I pedalled off to the start and was a bit surprised to be given 6 maps (I had rather rashly entered the 25km medium course after some goading from Christine). The start was on top of a spur and I’ll freely admit that I wheeled my bike down the steep snow covered single-track path that weaved through the small conifers. Once I did get going I then managed to drop my compass (it was tucked in the side of the Heath Robinson map holder that I had constructed to attach to my handlebars). I saw it go but despite only having a 5 metre section of track to search it still took me about five minutes to find it again in the snow. The navigation was easy enough not to need a compass – I just didn’t want to lose it!

I managed to get through the first three controls without too much difficulty. I did briefly wonder what the high wall on the route to number three was all about until I passed a road called ‘Broadmoor Drive’. I was a bit indecisive on the route from 3 to 4. The maps consisted of a mixture of orienteering and OS maps and I wasn’t sure whether we were permitted to use the footpaths on the OS maps. It was whilst I was making a detour back to the road that things went drastically wrong: the left crank fell off! I found the screw but the small toolkit I was carrying wasn’t going to help me re-attach it. I walked my bike out to the road and asked a passing family for assistance.
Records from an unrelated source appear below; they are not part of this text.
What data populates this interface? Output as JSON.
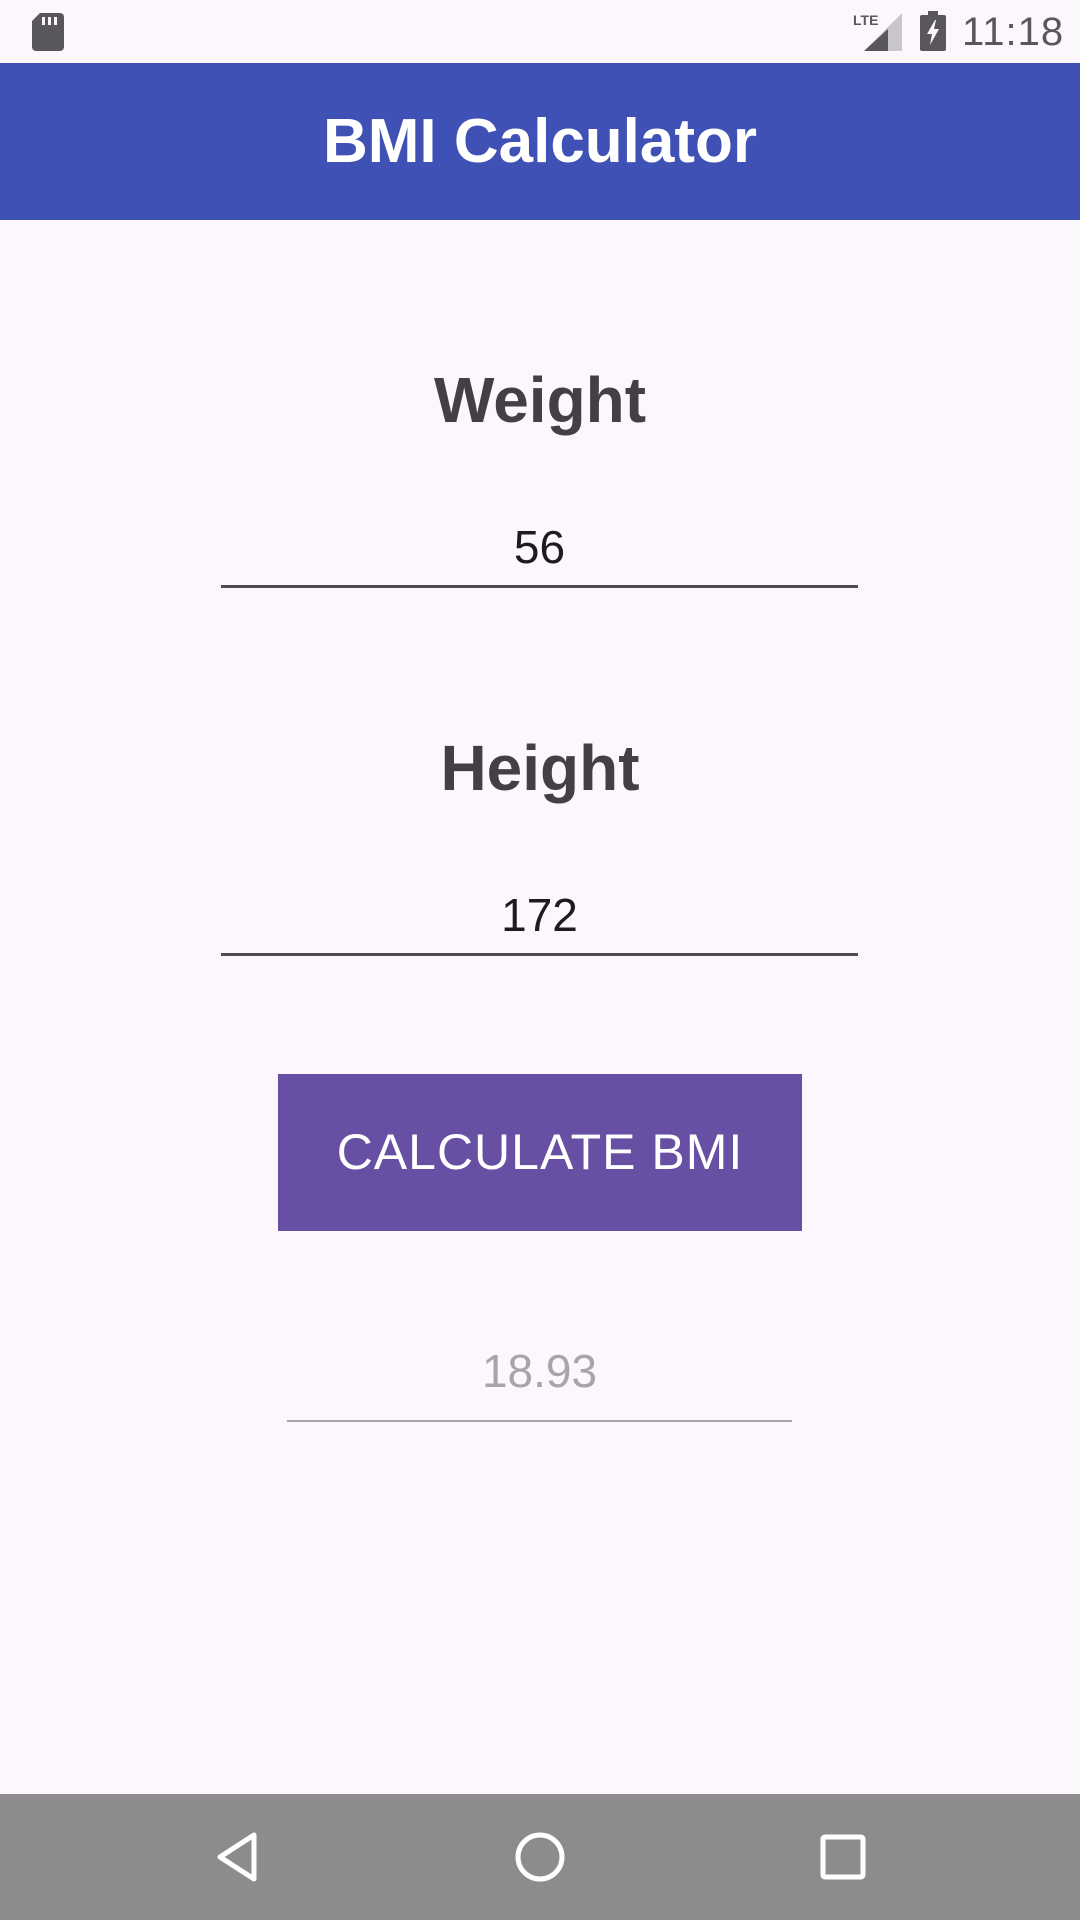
{
  "status_bar": {
    "time": "11:18",
    "network": "LTE",
    "icons": [
      "sd-card-icon",
      "lte-signal-icon",
      "battery-charging-icon"
    ]
  },
  "app_bar": {
    "title": "BMI Calculator"
  },
  "weight": {
    "label": "Weight",
    "value": "56"
  },
  "height": {
    "label": "Height",
    "value": "172"
  },
  "calculate_button": {
    "label": "CALCULATE BMI"
  },
  "result": {
    "value": "18.93"
  },
  "nav_bar": {
    "icons": [
      "back-icon",
      "home-icon",
      "recents-icon"
    ]
  },
  "colors": {
    "app_bar": "#3f51b5",
    "button": "#6750a4",
    "background": "#fcf6fd",
    "nav_bar": "#8e8b8f"
  }
}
They directed me to a bike shop just 10 minutes walk away!

Thanks go to the guys at Berkshire Cycles who put the crank back on but they warned me that it was deformed by this point and I shouldn’t ride on. They were right and I made it back as far as Upper Star Posts before it fell off again despite my attempts to only use the left pedal lightly. This time the screw was lost to the snow and I just ran back with the bike with the crank in my hand. (Running with a bike is considerably easier when there is no pedal to get in the way!)
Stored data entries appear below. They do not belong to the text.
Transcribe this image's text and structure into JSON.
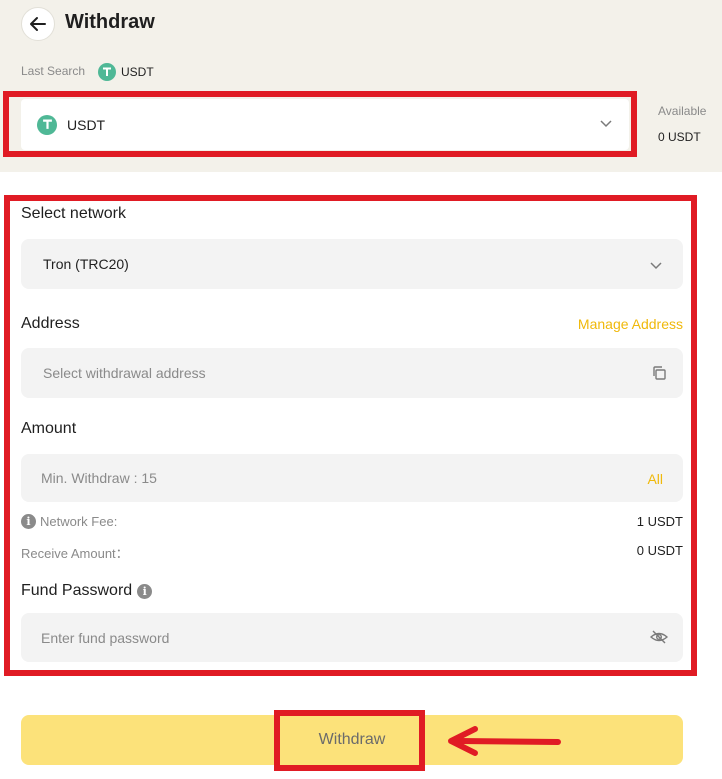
{
  "header": {
    "title": "Withdraw"
  },
  "last_search": {
    "label": "Last Search",
    "coin": "USDT"
  },
  "coin_select": {
    "value": "USDT",
    "icon": "tether-icon"
  },
  "available": {
    "label": "Available",
    "value": "0 USDT"
  },
  "network": {
    "label": "Select network",
    "value": "Tron (TRC20)"
  },
  "address": {
    "label": "Address",
    "manage_link": "Manage Address",
    "placeholder": "Select withdrawal address"
  },
  "amount": {
    "label": "Amount",
    "placeholder": "Min. Withdraw : 15",
    "all_link": "All"
  },
  "fees": {
    "network_fee_label": "Network Fee:",
    "network_fee_value": "1 USDT",
    "receive_label": "Receive Amount：",
    "receive_value": "0 USDT"
  },
  "fund_password": {
    "label": "Fund Password",
    "placeholder": "Enter fund password"
  },
  "submit": {
    "label": "Withdraw"
  },
  "colors": {
    "accent": "#f0b90b",
    "button_bg": "#fce27a",
    "annotation": "#e01b24",
    "usdt_green": "#4fb896"
  }
}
So, my first MTBO event was not exactly a great success but it was a lovely day to be out with the sun shining on the snow. Getting ready for the event was a bit of a faff – all the usual orienteering gear plus everything for the bike as well. My makeshift map board worked reasonably well although I think you really do need one that rotates. Trying to work out which path to take at one of the massive Star Posts junctions is very difficult when the map isn’t orientated. At £35+ that’s not something I’m going to buy in a hurry though so perhaps I should just stick to two legs in future!
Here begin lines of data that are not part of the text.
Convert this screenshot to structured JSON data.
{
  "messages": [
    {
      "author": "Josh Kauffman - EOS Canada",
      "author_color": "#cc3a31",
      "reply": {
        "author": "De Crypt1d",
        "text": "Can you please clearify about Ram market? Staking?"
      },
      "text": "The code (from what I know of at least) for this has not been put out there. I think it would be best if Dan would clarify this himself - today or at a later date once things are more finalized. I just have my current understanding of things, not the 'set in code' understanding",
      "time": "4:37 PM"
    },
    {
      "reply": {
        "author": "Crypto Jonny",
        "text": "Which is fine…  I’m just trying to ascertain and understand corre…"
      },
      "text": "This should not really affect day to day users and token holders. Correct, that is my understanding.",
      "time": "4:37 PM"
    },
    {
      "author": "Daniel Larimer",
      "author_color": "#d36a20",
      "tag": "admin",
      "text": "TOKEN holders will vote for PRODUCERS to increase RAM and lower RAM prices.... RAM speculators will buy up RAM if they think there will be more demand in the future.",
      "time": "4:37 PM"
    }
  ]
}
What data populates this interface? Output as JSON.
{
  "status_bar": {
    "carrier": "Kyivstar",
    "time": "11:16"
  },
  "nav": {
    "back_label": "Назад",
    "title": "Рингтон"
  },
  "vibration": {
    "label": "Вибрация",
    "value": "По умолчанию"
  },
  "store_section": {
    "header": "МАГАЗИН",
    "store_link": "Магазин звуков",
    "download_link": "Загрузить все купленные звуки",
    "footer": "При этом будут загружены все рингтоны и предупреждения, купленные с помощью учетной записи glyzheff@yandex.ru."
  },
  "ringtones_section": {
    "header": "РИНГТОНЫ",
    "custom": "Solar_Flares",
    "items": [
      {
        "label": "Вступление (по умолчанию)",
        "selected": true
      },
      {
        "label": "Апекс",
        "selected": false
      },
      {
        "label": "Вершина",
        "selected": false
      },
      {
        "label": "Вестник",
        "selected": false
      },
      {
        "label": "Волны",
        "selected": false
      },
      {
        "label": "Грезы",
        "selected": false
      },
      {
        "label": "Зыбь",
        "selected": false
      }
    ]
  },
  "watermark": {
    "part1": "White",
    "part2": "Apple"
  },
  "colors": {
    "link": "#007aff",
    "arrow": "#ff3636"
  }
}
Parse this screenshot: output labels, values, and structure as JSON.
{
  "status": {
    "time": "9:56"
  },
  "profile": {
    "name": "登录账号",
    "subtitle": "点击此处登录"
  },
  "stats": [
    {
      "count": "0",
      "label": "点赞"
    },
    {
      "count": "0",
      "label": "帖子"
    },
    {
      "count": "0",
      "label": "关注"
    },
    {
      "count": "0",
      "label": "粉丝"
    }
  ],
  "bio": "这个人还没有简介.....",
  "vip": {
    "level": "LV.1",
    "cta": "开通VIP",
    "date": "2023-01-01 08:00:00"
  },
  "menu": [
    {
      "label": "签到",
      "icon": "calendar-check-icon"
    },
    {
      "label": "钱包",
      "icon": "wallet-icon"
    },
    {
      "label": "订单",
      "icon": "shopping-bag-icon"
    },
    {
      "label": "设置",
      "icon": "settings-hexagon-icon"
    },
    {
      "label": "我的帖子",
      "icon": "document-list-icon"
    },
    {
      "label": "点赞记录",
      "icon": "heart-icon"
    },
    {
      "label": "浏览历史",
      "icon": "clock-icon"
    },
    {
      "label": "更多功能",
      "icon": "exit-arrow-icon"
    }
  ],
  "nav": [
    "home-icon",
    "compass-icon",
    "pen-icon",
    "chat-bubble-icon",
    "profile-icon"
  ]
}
5 Responses to “Cranky competition”

  1. Christine says:

    Or babysitting 😉

  2. Steve says:

    I completed the event with a non-orienteer but finished 2 hours behind the leader. Not sure how he managed this but judging by the speed at which some people were going down the descents I guess it would be fairly easy to make up this sort of time advantage. Normally going downhill at speed on snow doesn’t present any problems but then I would have skis on my feet. Going at more than 5 mph on sheet ice is a different challenge. I came off my bike twice, the 2nd time hitting my head hard on the road. It was a good job that I was was wearing a helmet but I still ended up with a headache which lasted until Sunday evening. The helmet was consigned to the bin and I bought a new one yesterday. This is my 4th MTBO event and it hasn’t put me off – just need a better bike with front suspension (at least). Maybe SOC should organise a similar event in the New Forest?

    • Dave says:

      Hi Steve,

      Sounds nasty – perhaps I was lucky to stop when I did. I’d be prepared to give it another go but without the snow this time! I’m sure SOC would be happy to put on an event if you’re volunteering to organise!!


  3. Neil says:

    I am curious, while I can see the point of the military needing to know
    some orienteering skills, the worth of them learning mountain bike
    orienteering seems a bit beyond. I know that they are always claiming to be short of helicopters but are they really going to be cycling round
    somewhere with a map and compass looking for someone to shoot?